By TIM ALEXANDER
DECATUR, Ill. — Dozens of members of the Fellowship of Christian Farmers (FCFI), International came to the 2021 Farm Progress Show. Inside their tent on First Progress Street, FCFI executive director Dennis Schlagel was busy recruiting farmers, ranchers, skilled tradespersons and heavy machinery owners-operators for an FCFI-led relief effort for farms, ranches and rural communities affected by Hurricane Ida.
“When Ida came ashore in Louisiana it was close to a Category 4 (hurricane), so there is going to be a lot of work to do on farms. Trees are down and fences will need to be replaced, but the main problem now is power. It’s out across south Louisiana,” Schlagel said on August 31, opening day for the Farm Progress Show.
Since the summer of 2020 the Lexington, Illinois-based FCFI has dispatched work crews to Lake Charles and Calcasieu Parish, an area of Louisiana that experienced as many as six hurricanes, as part of a long-term recovery commitment to the people of the area.
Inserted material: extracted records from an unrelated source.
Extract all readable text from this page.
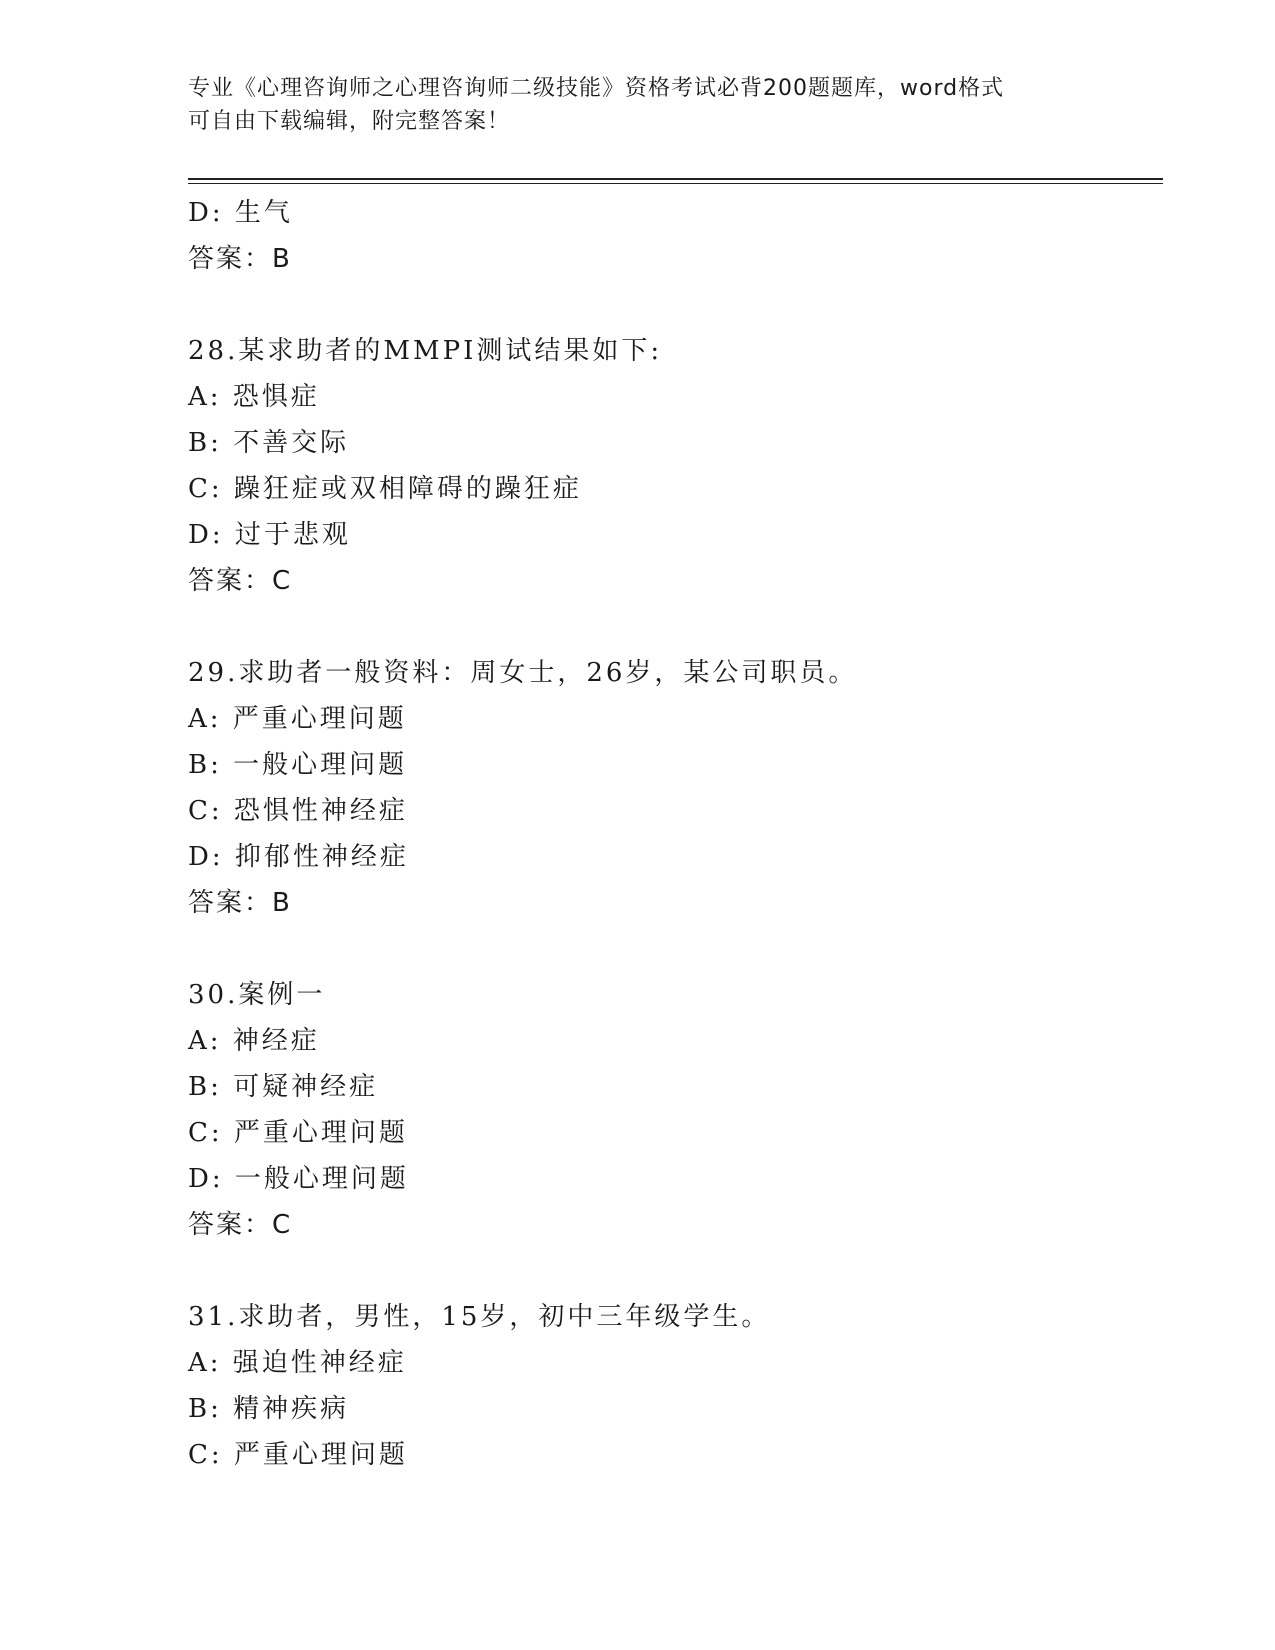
专业《心理咨询师之心理咨询师二级技能》资格考试必背200题题库，word格式
可自由下载编辑，附完整答案！
D: 生气
答案：B
28.某求助者的MMPI测试结果如下:
A: 恐惧症
B: 不善交际
C: 躁狂症或双相障碍的躁狂症
D: 过于悲观
答案：C
29.求助者一般资料：周女士，26岁，某公司职员。
A: 严重心理问题
B: 一般心理问题
C: 恐惧性神经症
D: 抑郁性神经症
答案：B
30.案例一
A: 神经症
B: 可疑神经症
C: 严重心理问题
D: 一般心理问题
答案：C
31.求助者，男性，15岁，初中三年级学生。
A: 强迫性神经症
B: 精神疾病
C: 严重心理问题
The effort is expected to continue indefinitely, though some resources may need to be shifted to other areas affected by Ida.
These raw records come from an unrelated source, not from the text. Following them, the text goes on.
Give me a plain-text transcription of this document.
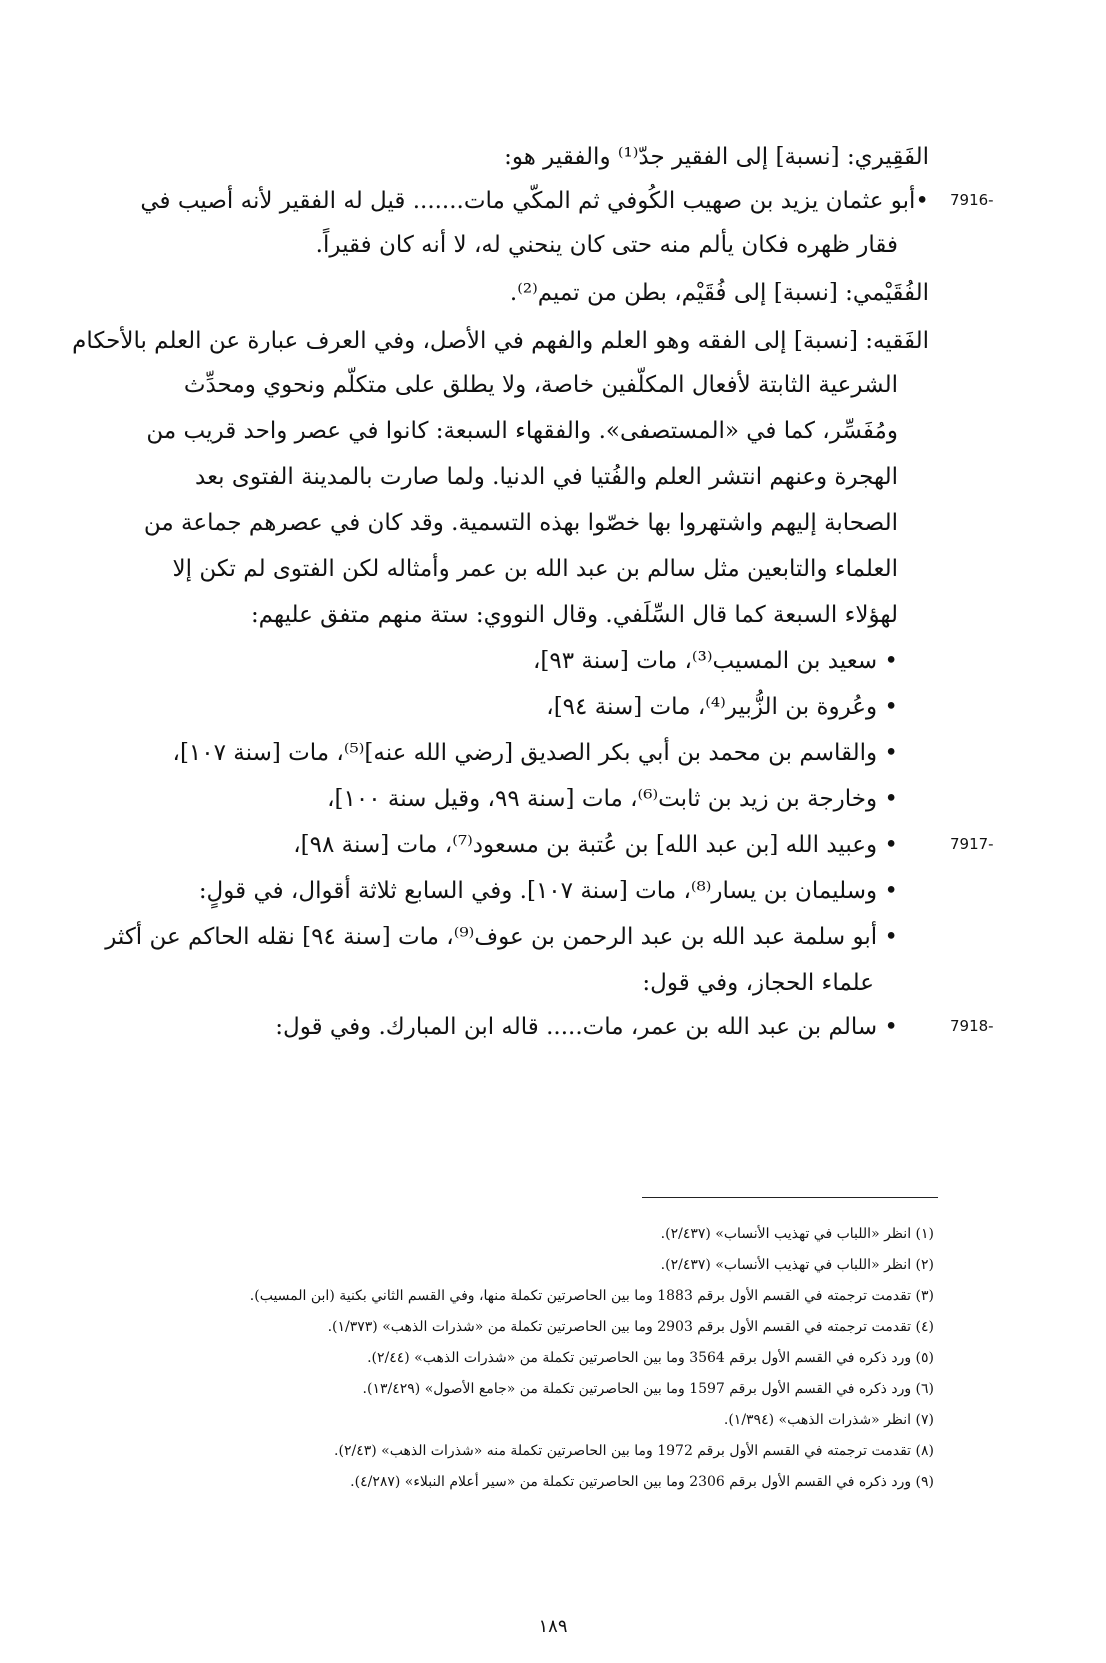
الفَقِيري: [نسبة] إلى الفقير جدّ⁽¹⁾ والفقير هو:
7916-
•أبو عثمان يزيد بن صهيب الكُوفي ثم المكّي مات....... قيل له الفقير لأنه أصيب في
فقار ظهره فكان يألم منه حتى كان ينحني له، لا أنه كان فقيراً.
الفُقَيْمي: [نسبة] إلى فُقَيْم، بطن من تميم⁽²⁾.
الفَقيه: [نسبة] إلى الفقه وهو العلم والفهم في الأصل، وفي العرف عبارة عن العلم بالأحكام
الشرعية الثابتة لأفعال المكلّفين خاصة، ولا يطلق على متكلّم ونحوي ومحدِّث
ومُفَسِّر، كما في «المستصفى». والفقهاء السبعة: كانوا في عصر واحد قريب من
الهجرة وعنهم انتشر العلم والفُتيا في الدنيا. ولما صارت بالمدينة الفتوى بعد
الصحابة إليهم واشتهروا بها خصّوا بهذه التسمية. وقد كان في عصرهم جماعة من
العلماء والتابعين مثل سالم بن عبد الله بن عمر وأمثاله لكن الفتوى لم تكن إلا
لهؤلاء السبعة كما قال السِّلَفي. وقال النووي: ستة منهم متفق عليهم:
• سعيد بن المسيب⁽³⁾، مات [سنة ٩٣]،
• وعُروة بن الزُّبير⁽⁴⁾، مات [سنة ٩٤]،
• والقاسم بن محمد بن أبي بكر الصديق [رضي الله عنه]⁽⁵⁾، مات [سنة ١٠٧]،
• وخارجة بن زيد بن ثابت⁽⁶⁾، مات [سنة ٩٩، وقيل سنة ١٠٠]،
7917-
• وعبيد الله [بن عبد الله] بن عُتبة بن مسعود⁽⁷⁾، مات [سنة ٩٨]،
• وسليمان بن يسار⁽⁸⁾، مات [سنة ١٠٧]. وفي السابع ثلاثة أقوال، في قولٍ:
• أبو سلمة عبد الله بن عبد الرحمن بن عوف⁽⁹⁾، مات [سنة ٩٤] نقله الحاكم عن أكثر
علماء الحجاز، وفي قول:
7918-
• سالم بن عبد الله بن عمر، مات..... قاله ابن المبارك. وفي قول:
(١) انظر «اللباب في تهذيب الأنساب» (٢/٤٣٧).
(٢) انظر «اللباب في تهذيب الأنساب» (٢/٤٣٧).
(٣) تقدمت ترجمته في القسم الأول برقم 1883 وما بين الحاصرتين تكملة منها، وفي القسم الثاني بكنية (ابن المسيب).
(٤) تقدمت ترجمته في القسم الأول برقم 2903 وما بين الحاصرتين تكملة من «شذرات الذهب» (١/٣٧٣).
(٥) ورد ذكره في القسم الأول برقم 3564 وما بين الحاصرتين تكملة من «شذرات الذهب» (٢/٤٤).
(٦) ورد ذكره في القسم الأول برقم 1597 وما بين الحاصرتين تكملة من «جامع الأصول» (١٣/٤٢٩).
(٧) انظر «شذرات الذهب» (١/٣٩٤).
(٨) تقدمت ترجمته في القسم الأول برقم 1972 وما بين الحاصرتين تكملة منه «شذرات الذهب» (٢/٤٣).
(٩) ورد ذكره في القسم الأول برقم 2306 وما بين الحاصرتين تكملة من «سير أعلام النبلاء» (٤/٢٨٧).
١٨٩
“We are in touch with our people down there and if anyone wants to become involved with our disaster relief program, there will be a lot of work to do in south Louisiana this winter,” Schlagel said, adding that labor is a commodity FCFI cannot acquire enough of.
“It costs about $7,000 per mile to replace a fence, and labor accounts for about 35 percent of that. When we rebuild a fence, it’s a tremendous savings to a farmer to have us build the fence. If you can line up fence and posts, you can help reduce those labor costs-- and there will be a lot of it to do,” he said.
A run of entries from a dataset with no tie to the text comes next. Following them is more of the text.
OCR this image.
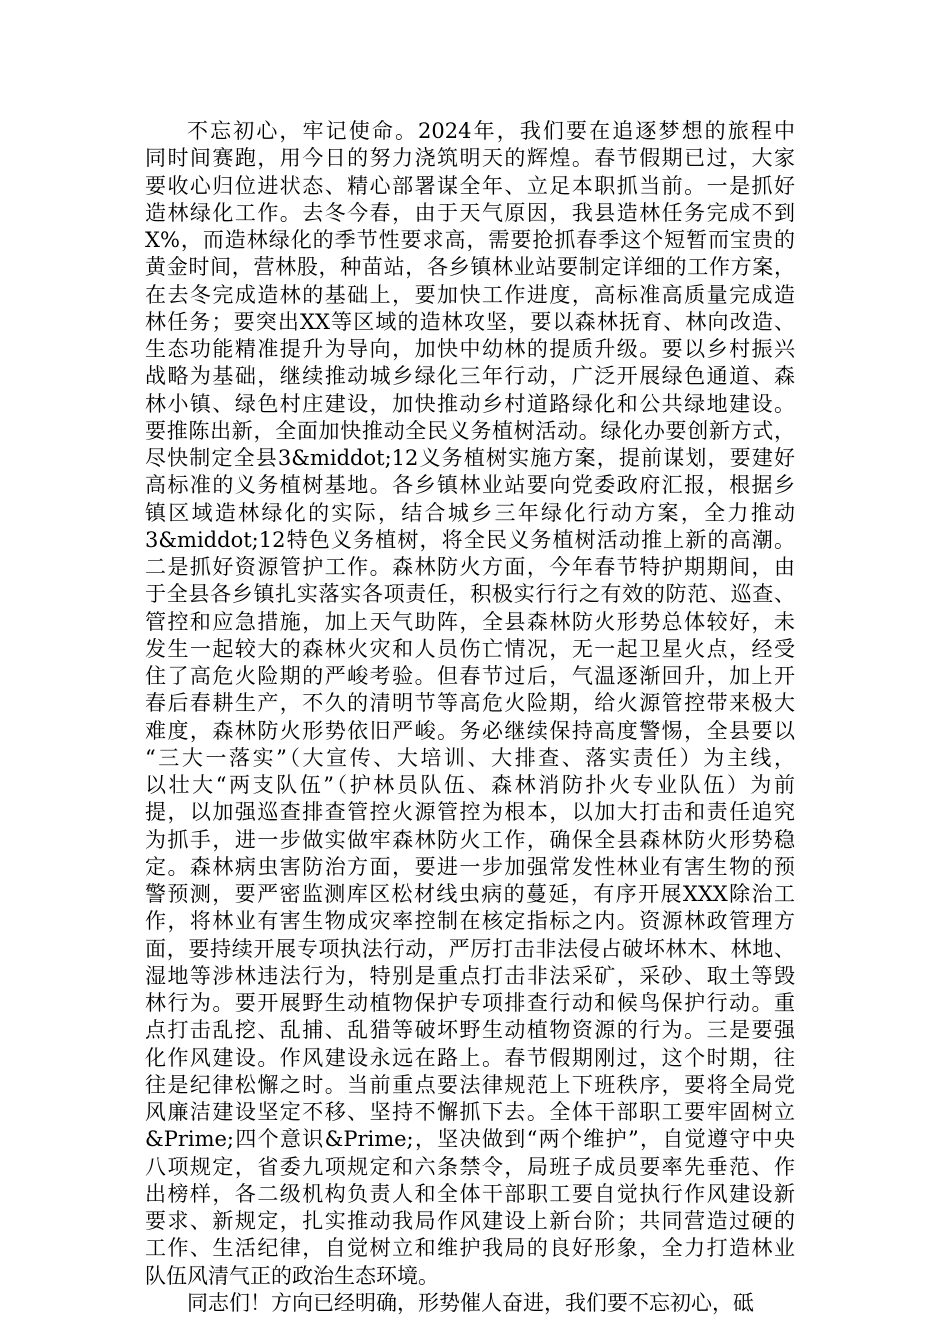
不忘初心，牢记使命。2024年，我们要在追逐梦想的旅程中
同时间赛跑，用今日的努力浇筑明天的辉煌。春节假期已过，大家
要收心归位进状态、精心部署谋全年、立足本职抓当前。一是抓好
造林绿化工作。去冬今春，由于天气原因，我县造林任务完成不到
X%，而造林绿化的季节性要求高，需要抢抓春季这个短暂而宝贵的
黄金时间，营林股，种苗站，各乡镇林业站要制定详细的工作方案，
在去冬完成造林的基础上，要加快工作进度，高标准高质量完成造
林任务；要突出XX等区域的造林攻坚，要以森林抚育、林向改造、
生态功能精准提升为导向，加快中幼林的提质升级。要以乡村振兴
战略为基础，继续推动城乡绿化三年行动，广泛开展绿色通道、森
林小镇、绿色村庄建设，加快推动乡村道路绿化和公共绿地建设。
要推陈出新，全面加快推动全民义务植树活动。绿化办要创新方式，
尽快制定全县3&middot;12义务植树实施方案，提前谋划，要建好
高标准的义务植树基地。各乡镇林业站要向党委政府汇报，根据乡
镇区域造林绿化的实际，结合城乡三年绿化行动方案，全力推动
3&middot;12特色义务植树，将全民义务植树活动推上新的高潮。
二是抓好资源管护工作。森林防火方面，今年春节特护期期间，由
于全县各乡镇扎实落实各项责任，积极实行行之有效的防范、巡查、
管控和应急措施，加上天气助阵，全县森林防火形势总体较好，未
发生一起较大的森林火灾和人员伤亡情况，无一起卫星火点，经受
住了高危火险期的严峻考验。但春节过后，气温逐渐回升，加上开
春后春耕生产，不久的清明节等高危火险期，给火源管控带来极大
难度，森林防火形势依旧严峻。务必继续保持高度警惕，全县要以
“三大一落实”（大宣传、大培训、大排查、落实责任）为主线，
以壮大“两支队伍”（护林员队伍、森林消防扑火专业队伍）为前
提，以加强巡查排查管控火源管控为根本，以加大打击和责任追究
为抓手，进一步做实做牢森林防火工作，确保全县森林防火形势稳
定。森林病虫害防治方面，要进一步加强常发性林业有害生物的预
警预测，要严密监测库区松材线虫病的蔓延，有序开展XXX除治工
作，将林业有害生物成灾率控制在核定指标之内。资源林政管理方
面，要持续开展专项执法行动，严厉打击非法侵占破坏林木、林地、
湿地等涉林违法行为，特别是重点打击非法采矿，采砂、取土等毁
林行为。要开展野生动植物保护专项排查行动和候鸟保护行动。重
点打击乱挖、乱捕、乱猎等破坏野生动植物资源的行为。三是要强
化作风建设。作风建设永远在路上。春节假期刚过，这个时期，往
往是纪律松懈之时。当前重点要法律规范上下班秩序，要将全局党
风廉洁建设坚定不移、坚持不懈抓下去。全体干部职工要牢固树立
&Prime;四个意识&Prime;，坚决做到“两个维护”，自觉遵守中央
八项规定，省委九项规定和六条禁令，局班子成员要率先垂范、作
出榜样，各二级机构负责人和全体干部职工要自觉执行作风建设新
要求、新规定，扎实推动我局作风建设上新台阶；共同营造过硬的
工作、生活纪律，自觉树立和维护我局的良好形象，全力打造林业
队伍风清气正的政治生态环境。
同志们！方向已经明确，形势催人奋进，我们要不忘初心，砥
Volunteers of all ages will be needed to mount an effective relief effort for Ida victims, though potential laborers should be physically able to assist in installing fencing, removing trees and debris, and other laborious tasks. “Possessing basic fence tools or a chainsaw is a bonus, but we’ve got disaster coordinators who can give you specific information for the exact location you will be (assigned) and what tools you might need,” said Schlagel.
FCFI recruits volunteers through farm show exhibits, social media and word of mouth between farm families. Recently, various FFA chapters have contacted Schlagel to volunteer for relief projects in Illinois, Louisiana and elsewhere.
“In the last paragraph of the FFA creed it reads ‘I believe that rural America can and will hold true to the best traditions of our national life, and that I can exert an influence in my home and community which will stand solid for my part in that inspiring task.’ Well, if you’ve grown up on a farm or been in FFA, helping your neighbor is a part of agriculture,” Schlagel said. “We’re going to be facilitating FFA members who have maybe never been on a trip to be part of one of our disaster projects.”
Hurricane Ida is being called the second-strongest hurricane to ever strike Louisiana (behind Hurricane Katrina) and is tied for the strongest landfall in the state by maximum wind speed. The economic damages from Hurricane Ida could wind up becoming one of the costliest hurricanes to hit the U.S. since 2000, according to AccuWeather. The company revised their storm damage estimate to around $95 billion, which is up from the agency’s initial forecast of between $70 billion and $80 billion. The damages are expected to have a “notable negative impact” on the U.S. economy during the third and fourth quarter, AccuWeather stated.